I have CentOS 5.3 based server with kernel 2.6.18-128.2.1.el5. It worked fine nearly for a month, but this week it went down three times. I saw it in Nagios, write a email to reboot the server. It worked 12-36 hours and then went down again.
I look through log files.
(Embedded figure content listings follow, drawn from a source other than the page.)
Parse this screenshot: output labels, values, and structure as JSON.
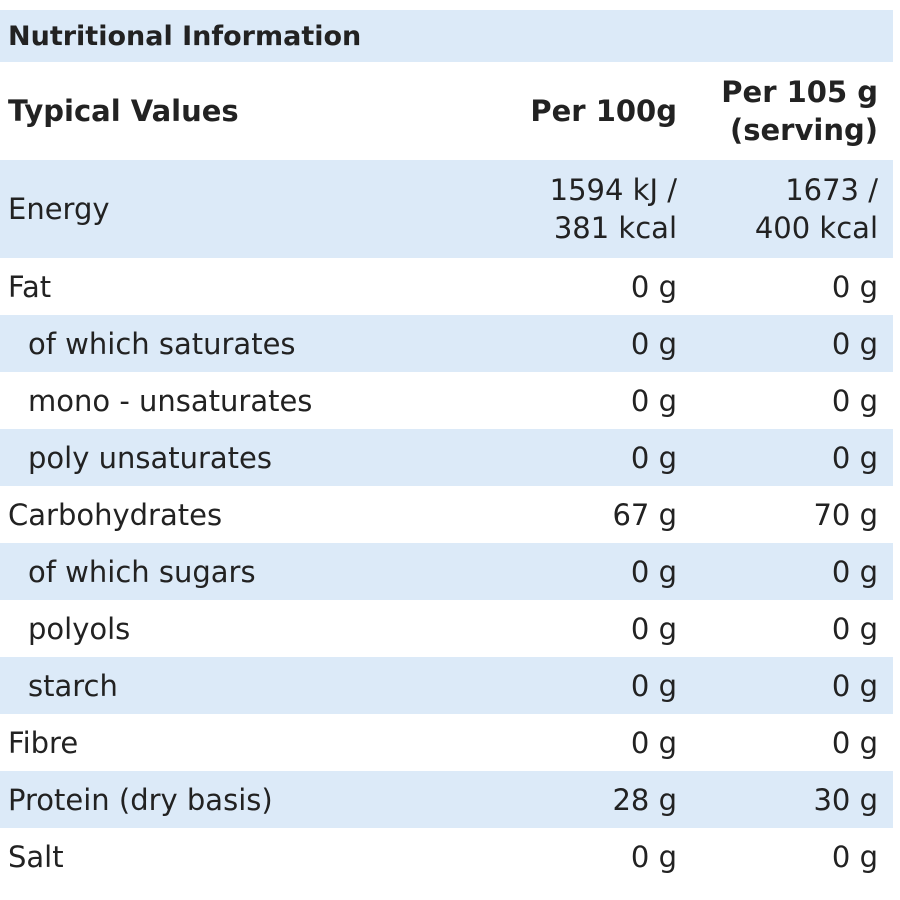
{
  "table": {
    "title": "Nutritional Information",
    "header": {
      "label": "Typical Values",
      "per_100g": [
        "Per 100g"
      ],
      "per_serving": [
        "Per 105 g",
        "(serving)"
      ]
    },
    "nutrients": [
      {
        "label": "Energy",
        "per_100g": [
          "1594 kJ /",
          "381 kcal"
        ],
        "per_serving": [
          "1673 /",
          "400 kcal"
        ],
        "sub": []
      },
      {
        "label": "Fat",
        "per_100g": [
          "0 g"
        ],
        "per_serving": [
          "0 g"
        ],
        "sub": [
          {
            "label": "of which saturates",
            "per_100g": [
              "0 g"
            ],
            "per_serving": [
              "0 g"
            ]
          },
          {
            "label": "mono - unsaturates",
            "per_100g": [
              "0 g"
            ],
            "per_serving": [
              "0 g"
            ]
          },
          {
            "label": "poly unsaturates",
            "per_100g": [
              "0 g"
            ],
            "per_serving": [
              "0 g"
            ]
          }
        ]
      },
      {
        "label": "Carbohydrates",
        "per_100g": [
          "67 g"
        ],
        "per_serving": [
          "70 g"
        ],
        "sub": [
          {
            "label": "of which sugars",
            "per_100g": [
              "0 g"
            ],
            "per_serving": [
              "0 g"
            ]
          },
          {
            "label": "polyols",
            "per_100g": [
              "0 g"
            ],
            "per_serving": [
              "0 g"
            ]
          },
          {
            "label": "starch",
            "per_100g": [
              "0 g"
            ],
            "per_serving": [
              "0 g"
            ]
          }
        ]
      },
      {
        "label": "Fibre",
        "per_100g": [
          "0 g"
        ],
        "per_serving": [
          "0 g"
        ],
        "sub": []
      },
      {
        "label": "Protein (dry basis)",
        "per_100g": [
          "28 g"
        ],
        "per_serving": [
          "30 g"
        ],
        "sub": []
      },
      {
        "label": "Salt",
        "per_100g": [
          "0 g"
        ],
        "per_serving": [
          "0 g"
        ],
        "sub": []
      }
    ]
  }
}
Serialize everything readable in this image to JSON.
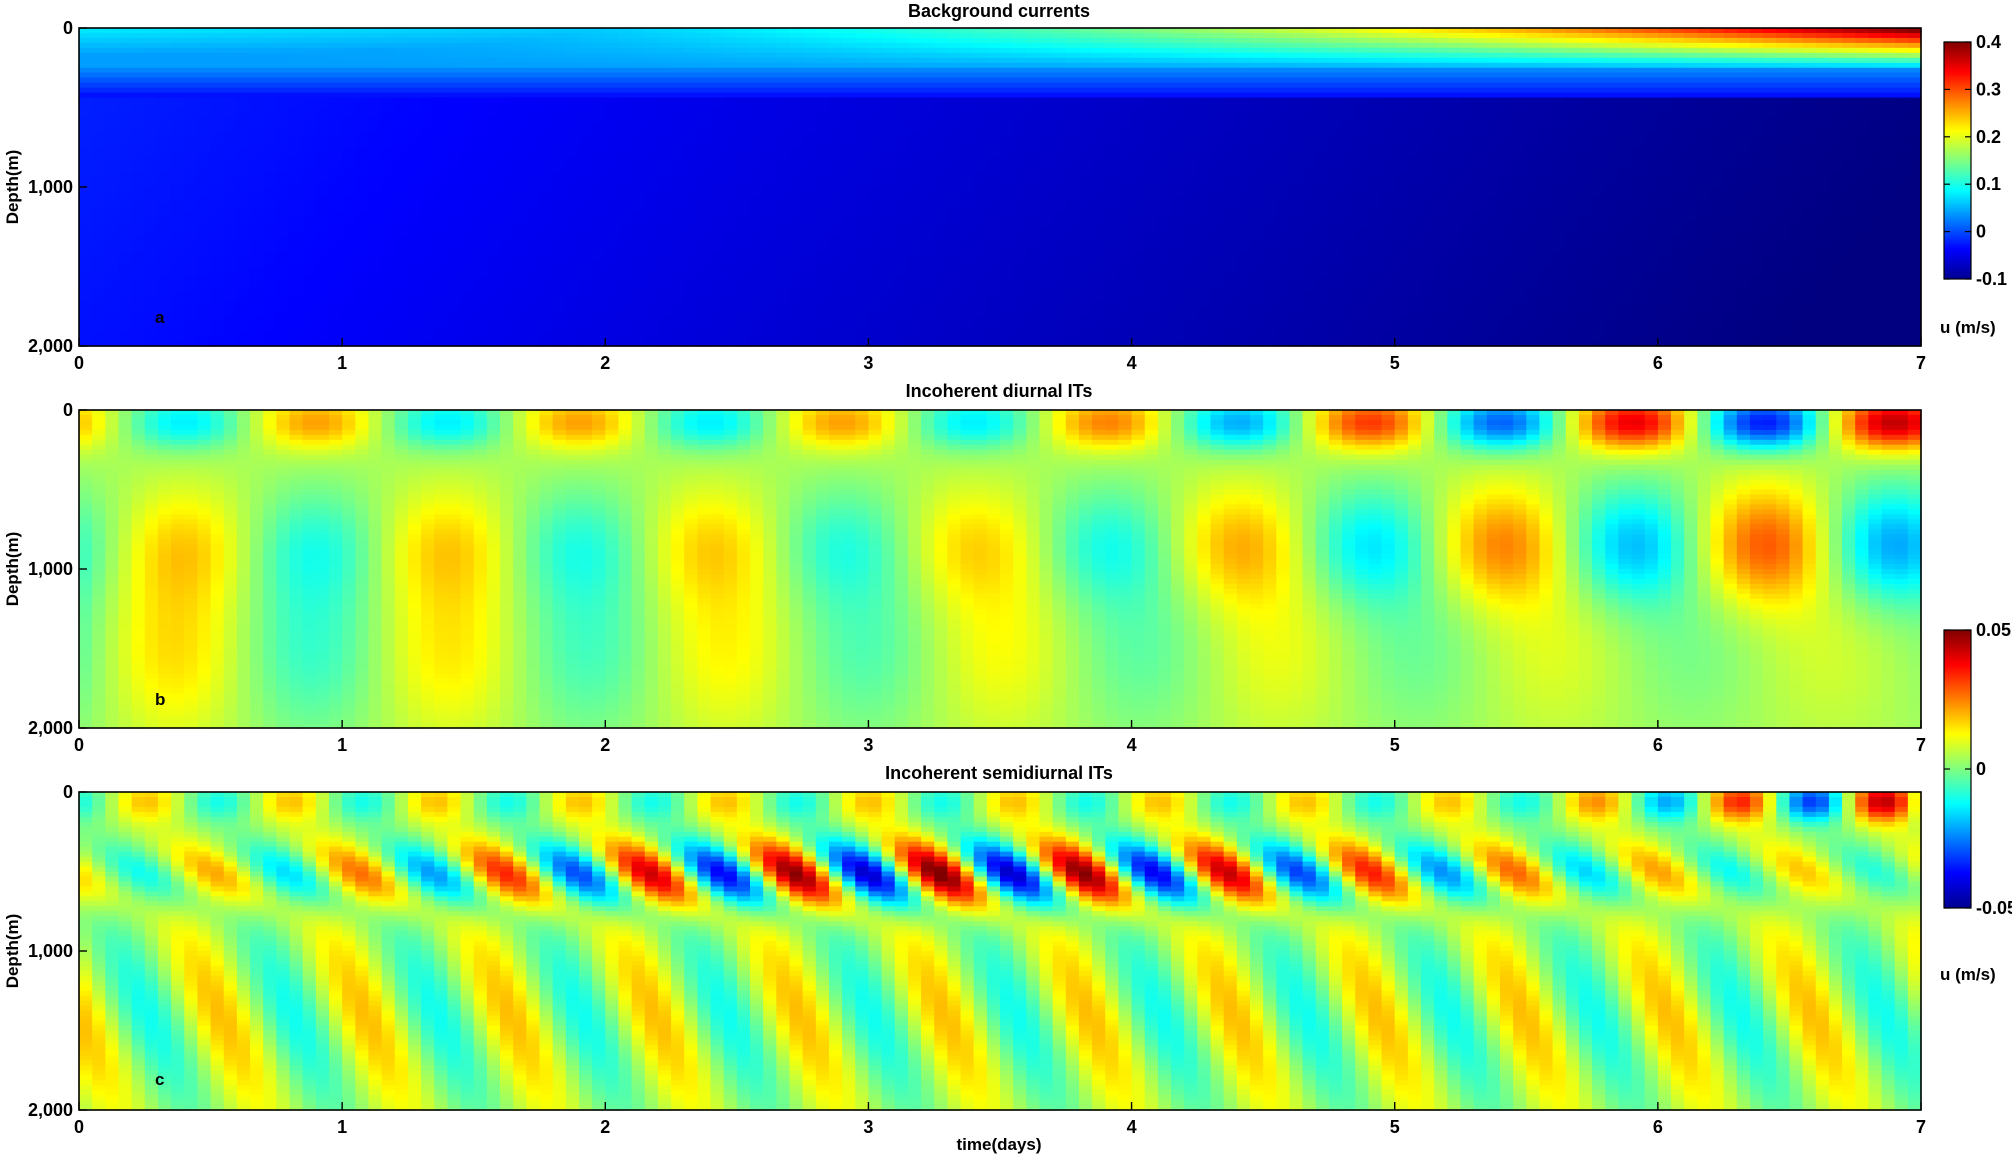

Just before first fault in /var/log/messages
was this message:
logrotate: ALERT exited abnormally with [1]
After rebooting the server the second time the sysadmin from datacenter send me this screenshot:
alt text http://www.freeimagehosting.net/uploads/bd9fb68d98.png
Before the third fault in /var/log/messages
was message:
Eeek! page_mapcount(page) went negative (-1)
How should I investigate the problem?
UPD:
Part of the memtester
output:
Compare OR : FAILURE: 0x7e9f90d1 != 0x7e9fd2d1 at offset 0x06222609. FAILURE: 0x7e9f90d1 != 0x7e9fd0d1 at offset 0x06222621. FAILURE: 0x7e9f90d1 != 0x7e9fd1d1 at offset 0x06222661. FAILURE: 0x7e9f90d1 != 0x7e9f92d1 at offset 0x06222681. FAILURE: 0x7e9f90d1 != 0x7e9fd0d1 at offset 0x062226a1. FAILURE: 0x7e9f90d1 != 0x7e9fd0d1 at offset 0x062226c1. FAILURE: 0x7e9f90d1 != 0x7e9f93d1 at offset 0x062226e9.
It is faulty memory. Thank you for help!